The Endangered Species Act expressly allows citizens to petition for species' protection. Scientific research confirms that citizen petitions routinely identify species at the highest risk of extinction, and the majority of the protections given to 1,600 species to date have been in response to citizen petitions. The filing of a petition triggers what is supposed to be a two-year process that includes three public-comment periods. Unfortunately the Fish and Wildlife Service routinely violates this legal requirement, often taking more than a decade to complete the process. Delays in protection of species have had significant consequences, with more than 40 species having gone extinct while waiting for protection.

"These new rules were premised on right-wing myths, not facts," said Hartl. "The Endangered Species Act already requires a lengthy comment process that gives states additional privileges and multiple opportunities to provide input on the status of imperiled species. These rules are specifically intended to intimidate ordinary citizens by making it more cumbersome for them to seek protection of our imperiled plants and animals."
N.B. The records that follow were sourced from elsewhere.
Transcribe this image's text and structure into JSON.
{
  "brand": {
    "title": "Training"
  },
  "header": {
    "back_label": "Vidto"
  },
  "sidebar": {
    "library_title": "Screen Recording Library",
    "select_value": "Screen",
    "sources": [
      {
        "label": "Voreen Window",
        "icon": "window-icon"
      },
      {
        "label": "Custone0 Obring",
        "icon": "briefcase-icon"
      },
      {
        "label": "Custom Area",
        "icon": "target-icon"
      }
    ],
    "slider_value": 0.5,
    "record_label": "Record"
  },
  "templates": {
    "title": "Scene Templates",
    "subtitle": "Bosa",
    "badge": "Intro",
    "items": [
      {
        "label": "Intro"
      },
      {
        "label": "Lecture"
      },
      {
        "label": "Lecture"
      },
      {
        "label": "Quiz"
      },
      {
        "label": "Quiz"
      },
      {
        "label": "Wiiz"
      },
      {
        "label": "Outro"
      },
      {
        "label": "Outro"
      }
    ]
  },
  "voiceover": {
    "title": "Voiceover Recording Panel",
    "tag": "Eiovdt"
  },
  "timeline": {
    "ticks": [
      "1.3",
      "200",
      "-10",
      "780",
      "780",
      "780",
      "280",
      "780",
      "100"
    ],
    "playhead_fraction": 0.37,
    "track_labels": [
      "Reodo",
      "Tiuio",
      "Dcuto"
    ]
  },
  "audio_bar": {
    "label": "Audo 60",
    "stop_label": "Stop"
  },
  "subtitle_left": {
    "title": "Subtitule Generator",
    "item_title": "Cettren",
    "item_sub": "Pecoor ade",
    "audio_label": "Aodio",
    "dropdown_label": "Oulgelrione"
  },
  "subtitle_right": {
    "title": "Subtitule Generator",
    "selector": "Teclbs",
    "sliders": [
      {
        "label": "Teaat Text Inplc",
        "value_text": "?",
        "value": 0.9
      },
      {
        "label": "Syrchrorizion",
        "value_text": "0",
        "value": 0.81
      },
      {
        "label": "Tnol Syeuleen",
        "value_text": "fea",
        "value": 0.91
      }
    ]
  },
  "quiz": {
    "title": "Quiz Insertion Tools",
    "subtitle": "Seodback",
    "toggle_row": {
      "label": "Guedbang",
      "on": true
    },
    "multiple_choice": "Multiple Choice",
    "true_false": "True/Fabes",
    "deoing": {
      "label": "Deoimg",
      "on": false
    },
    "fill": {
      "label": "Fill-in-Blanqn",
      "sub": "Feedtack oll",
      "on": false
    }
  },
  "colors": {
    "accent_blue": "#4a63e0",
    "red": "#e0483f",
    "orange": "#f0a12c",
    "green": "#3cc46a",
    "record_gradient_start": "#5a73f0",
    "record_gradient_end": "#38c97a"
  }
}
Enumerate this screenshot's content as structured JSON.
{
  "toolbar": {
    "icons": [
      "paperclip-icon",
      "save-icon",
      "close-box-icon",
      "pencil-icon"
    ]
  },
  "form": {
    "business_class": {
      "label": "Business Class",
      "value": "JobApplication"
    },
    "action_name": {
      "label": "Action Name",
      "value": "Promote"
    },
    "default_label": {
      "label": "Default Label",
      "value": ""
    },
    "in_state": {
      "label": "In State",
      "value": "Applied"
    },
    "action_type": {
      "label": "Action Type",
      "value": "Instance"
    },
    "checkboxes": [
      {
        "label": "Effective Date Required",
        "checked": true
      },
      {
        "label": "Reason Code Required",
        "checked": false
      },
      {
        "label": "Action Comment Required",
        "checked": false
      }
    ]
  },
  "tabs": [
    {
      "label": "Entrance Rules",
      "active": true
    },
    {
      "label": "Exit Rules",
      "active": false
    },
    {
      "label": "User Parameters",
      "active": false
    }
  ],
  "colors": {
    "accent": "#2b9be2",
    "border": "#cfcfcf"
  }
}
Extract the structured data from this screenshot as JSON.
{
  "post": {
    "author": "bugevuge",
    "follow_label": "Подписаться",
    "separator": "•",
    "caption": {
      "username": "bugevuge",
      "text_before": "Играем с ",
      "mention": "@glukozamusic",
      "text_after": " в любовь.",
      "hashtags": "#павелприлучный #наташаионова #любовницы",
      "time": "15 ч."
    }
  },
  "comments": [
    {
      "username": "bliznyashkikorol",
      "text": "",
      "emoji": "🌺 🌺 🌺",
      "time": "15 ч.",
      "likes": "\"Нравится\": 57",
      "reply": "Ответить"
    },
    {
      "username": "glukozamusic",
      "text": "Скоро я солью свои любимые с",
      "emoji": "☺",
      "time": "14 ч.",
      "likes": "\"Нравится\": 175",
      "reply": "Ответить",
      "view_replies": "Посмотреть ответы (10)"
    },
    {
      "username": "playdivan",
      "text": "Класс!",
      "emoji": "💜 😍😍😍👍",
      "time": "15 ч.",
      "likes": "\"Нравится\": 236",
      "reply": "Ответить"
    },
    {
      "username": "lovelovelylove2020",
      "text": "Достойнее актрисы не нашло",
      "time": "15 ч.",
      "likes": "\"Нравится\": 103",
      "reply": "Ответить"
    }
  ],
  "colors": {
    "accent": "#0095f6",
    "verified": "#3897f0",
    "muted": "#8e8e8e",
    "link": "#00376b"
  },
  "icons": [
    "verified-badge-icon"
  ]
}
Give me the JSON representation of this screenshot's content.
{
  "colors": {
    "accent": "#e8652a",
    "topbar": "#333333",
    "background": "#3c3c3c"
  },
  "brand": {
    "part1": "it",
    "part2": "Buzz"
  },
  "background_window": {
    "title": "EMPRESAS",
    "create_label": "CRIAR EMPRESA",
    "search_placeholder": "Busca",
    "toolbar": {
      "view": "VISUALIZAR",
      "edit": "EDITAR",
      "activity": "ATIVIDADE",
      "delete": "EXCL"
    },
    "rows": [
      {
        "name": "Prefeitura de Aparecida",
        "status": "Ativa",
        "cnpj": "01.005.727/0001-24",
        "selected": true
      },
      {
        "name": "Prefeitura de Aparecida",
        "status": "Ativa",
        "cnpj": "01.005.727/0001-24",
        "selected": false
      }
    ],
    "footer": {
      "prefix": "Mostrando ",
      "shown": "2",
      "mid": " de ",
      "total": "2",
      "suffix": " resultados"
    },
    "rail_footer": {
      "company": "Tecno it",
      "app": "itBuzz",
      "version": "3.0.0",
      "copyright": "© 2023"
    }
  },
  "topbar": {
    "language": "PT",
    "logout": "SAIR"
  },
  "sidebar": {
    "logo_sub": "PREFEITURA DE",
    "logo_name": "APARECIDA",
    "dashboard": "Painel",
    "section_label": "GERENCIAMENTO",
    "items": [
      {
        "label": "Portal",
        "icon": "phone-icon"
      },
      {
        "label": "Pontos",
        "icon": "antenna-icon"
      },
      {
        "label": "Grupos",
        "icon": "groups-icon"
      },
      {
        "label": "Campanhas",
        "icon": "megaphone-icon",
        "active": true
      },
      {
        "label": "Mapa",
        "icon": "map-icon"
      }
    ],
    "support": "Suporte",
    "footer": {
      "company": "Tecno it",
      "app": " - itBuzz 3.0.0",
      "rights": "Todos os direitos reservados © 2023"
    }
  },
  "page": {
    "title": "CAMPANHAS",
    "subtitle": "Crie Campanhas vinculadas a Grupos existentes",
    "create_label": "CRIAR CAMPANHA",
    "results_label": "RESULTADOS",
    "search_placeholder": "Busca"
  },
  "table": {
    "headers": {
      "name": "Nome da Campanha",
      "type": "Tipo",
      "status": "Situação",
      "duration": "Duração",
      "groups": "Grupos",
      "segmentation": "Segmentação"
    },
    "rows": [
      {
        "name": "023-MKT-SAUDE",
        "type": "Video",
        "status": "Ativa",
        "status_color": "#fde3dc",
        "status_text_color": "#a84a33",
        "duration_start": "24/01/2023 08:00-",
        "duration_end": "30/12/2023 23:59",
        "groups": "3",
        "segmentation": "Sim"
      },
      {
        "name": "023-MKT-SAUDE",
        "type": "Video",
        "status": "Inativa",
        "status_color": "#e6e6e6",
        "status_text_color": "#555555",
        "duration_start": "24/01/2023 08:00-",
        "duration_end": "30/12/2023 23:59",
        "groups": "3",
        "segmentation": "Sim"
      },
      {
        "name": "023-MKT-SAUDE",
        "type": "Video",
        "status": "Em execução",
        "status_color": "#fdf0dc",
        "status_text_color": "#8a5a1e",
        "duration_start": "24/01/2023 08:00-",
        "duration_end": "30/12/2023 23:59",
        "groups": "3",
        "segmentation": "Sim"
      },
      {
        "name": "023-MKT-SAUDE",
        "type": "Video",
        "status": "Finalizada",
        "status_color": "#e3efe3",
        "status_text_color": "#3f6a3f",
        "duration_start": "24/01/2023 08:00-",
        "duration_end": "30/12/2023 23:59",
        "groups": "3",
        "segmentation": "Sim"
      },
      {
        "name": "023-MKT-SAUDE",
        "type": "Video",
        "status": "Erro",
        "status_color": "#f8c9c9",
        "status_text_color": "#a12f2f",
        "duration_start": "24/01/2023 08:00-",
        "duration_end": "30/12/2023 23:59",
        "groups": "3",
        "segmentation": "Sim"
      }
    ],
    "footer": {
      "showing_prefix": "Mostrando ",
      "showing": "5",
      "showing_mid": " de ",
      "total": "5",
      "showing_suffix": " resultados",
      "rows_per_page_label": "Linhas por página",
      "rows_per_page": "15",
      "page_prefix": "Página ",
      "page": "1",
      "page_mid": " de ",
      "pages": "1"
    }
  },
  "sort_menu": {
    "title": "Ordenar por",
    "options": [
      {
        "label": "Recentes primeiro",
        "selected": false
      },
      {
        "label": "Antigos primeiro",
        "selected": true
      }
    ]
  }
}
Today's rule is one of the last in a series of new regulations that have limited the scope of the Endangered Species Act, solidifying the Obama administration's record as no friend of endangered species. Other administration policies have limited protections for endangered species' critical habitat; limited which species get protection in the first place; and given federal agencies carte blanche to harm endangered species by ignoring the cumulative impacts of agency activities.

"It will take many years to do undo the larger damage to the Endangered Species Act that this administration has wrought, and to get those animals and plants that were wrongly denied protection onto the endangered species list," said Hartl.

At the Center for Biological Diversity, we believe that the welfare of human beings is deeply linked to nature — to the existence in our world of a vast diversity of wild animals and plants. Because diversity has intrinsic value, and because its loss impoverishes society, we work to secure a future for all species, great and small, hovering on the brink of extinction. We do so through science, law and creative media, with a focus on protecting the lands, waters and climate that species need to survive.